This painting, the Blue Room by Picasso, can strike us as a bit, well, disconcerting. Given the incredible angle of that floor, I’m not sure how the woman in this painting is actually managing to stand up.
When we think of a floor in a painting, or really, when we think of the ground, we usually think of something that we can stand on, something fairly horizontal-ish. Something like this. Something like we see in this painting, “Portrait of a Young Man” by Pompeo Batoni, from around 1760 to 65. Pretty nice, flat, solid ground.
Or maybe something like this in this painting by Peter de Hooch. These paintings give us a nice, solid, reliable feeling of the ground. And why wouldn’t they? That’s the way the ground tends to work.
Generally, when we think about the ground, we like to think about something that’s nice and firm and flat and good to stand on.
And if we look at some paintings, we’ll see that in a lot of paintings, we’re used to seeing a nice, firm, steady, stable, flat ground. But some of these paintings we see, the ground really slopes away really strong, really fast. And it doesn’t feel like it feels even worse than this. Like, I can’t really stand on it.
But it’s not just Picasso who did this. Here’s Matisse doing the same thing in his painting, “The Blue Window” from 1913.
We can see the object sitting on a surface that is closer to vertical than horizontal.

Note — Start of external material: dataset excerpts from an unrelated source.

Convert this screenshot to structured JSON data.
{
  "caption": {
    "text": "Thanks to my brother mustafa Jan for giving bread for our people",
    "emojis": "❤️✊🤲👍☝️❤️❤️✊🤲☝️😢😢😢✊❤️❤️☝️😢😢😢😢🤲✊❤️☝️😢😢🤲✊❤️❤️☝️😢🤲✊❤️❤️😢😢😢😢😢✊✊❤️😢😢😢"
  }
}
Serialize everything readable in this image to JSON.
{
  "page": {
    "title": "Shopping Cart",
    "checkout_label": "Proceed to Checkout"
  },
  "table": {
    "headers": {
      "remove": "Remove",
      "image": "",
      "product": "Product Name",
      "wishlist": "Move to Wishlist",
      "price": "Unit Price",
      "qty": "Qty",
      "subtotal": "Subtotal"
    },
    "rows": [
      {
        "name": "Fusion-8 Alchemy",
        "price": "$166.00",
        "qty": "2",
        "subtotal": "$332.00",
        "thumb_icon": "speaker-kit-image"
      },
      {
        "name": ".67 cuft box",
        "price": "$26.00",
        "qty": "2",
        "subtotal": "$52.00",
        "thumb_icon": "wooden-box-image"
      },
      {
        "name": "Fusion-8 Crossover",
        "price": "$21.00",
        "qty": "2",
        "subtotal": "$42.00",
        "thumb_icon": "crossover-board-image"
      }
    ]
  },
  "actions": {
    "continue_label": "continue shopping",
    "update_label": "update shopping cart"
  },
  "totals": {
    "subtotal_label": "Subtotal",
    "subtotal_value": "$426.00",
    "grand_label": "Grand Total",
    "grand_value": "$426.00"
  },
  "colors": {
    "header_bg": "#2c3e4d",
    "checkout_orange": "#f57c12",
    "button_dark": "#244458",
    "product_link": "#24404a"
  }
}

Without Velcro or glue, it’d be hard for them to stay there like that. However, before we go thinking that Matisse was crazy or had bad eyesight or was really bad at linear perspective, let’s try thinking of it in a different way. Imagine ourselves standing in front of the window, looking out through the window, and then looking down at the window sill and the objects standing on the window sill. Then take these two different vantage points and stitch them together into one unified image. Suddenly, this can start to make a bit more sense. It might feel a bit strange, but it’s not insane.
We can also see this tipping up of pictorial space in Marc Chagall’s “The Birthday” from 1915. This seems appropriate as the figures are floating, so we would expect to see a bit of an unusual perspective. The figures are floating, but we’re actually looking at them from the side. So we need a way to make it look as though we’re looking down at the rest of the scene rather than being at the same level of everything. Tipping up the surfaces below the figures achieves this effectively. It also gives the scene a playful, magical feeling, whereas if we had used strict linear perspective, it would feel much more mechanical.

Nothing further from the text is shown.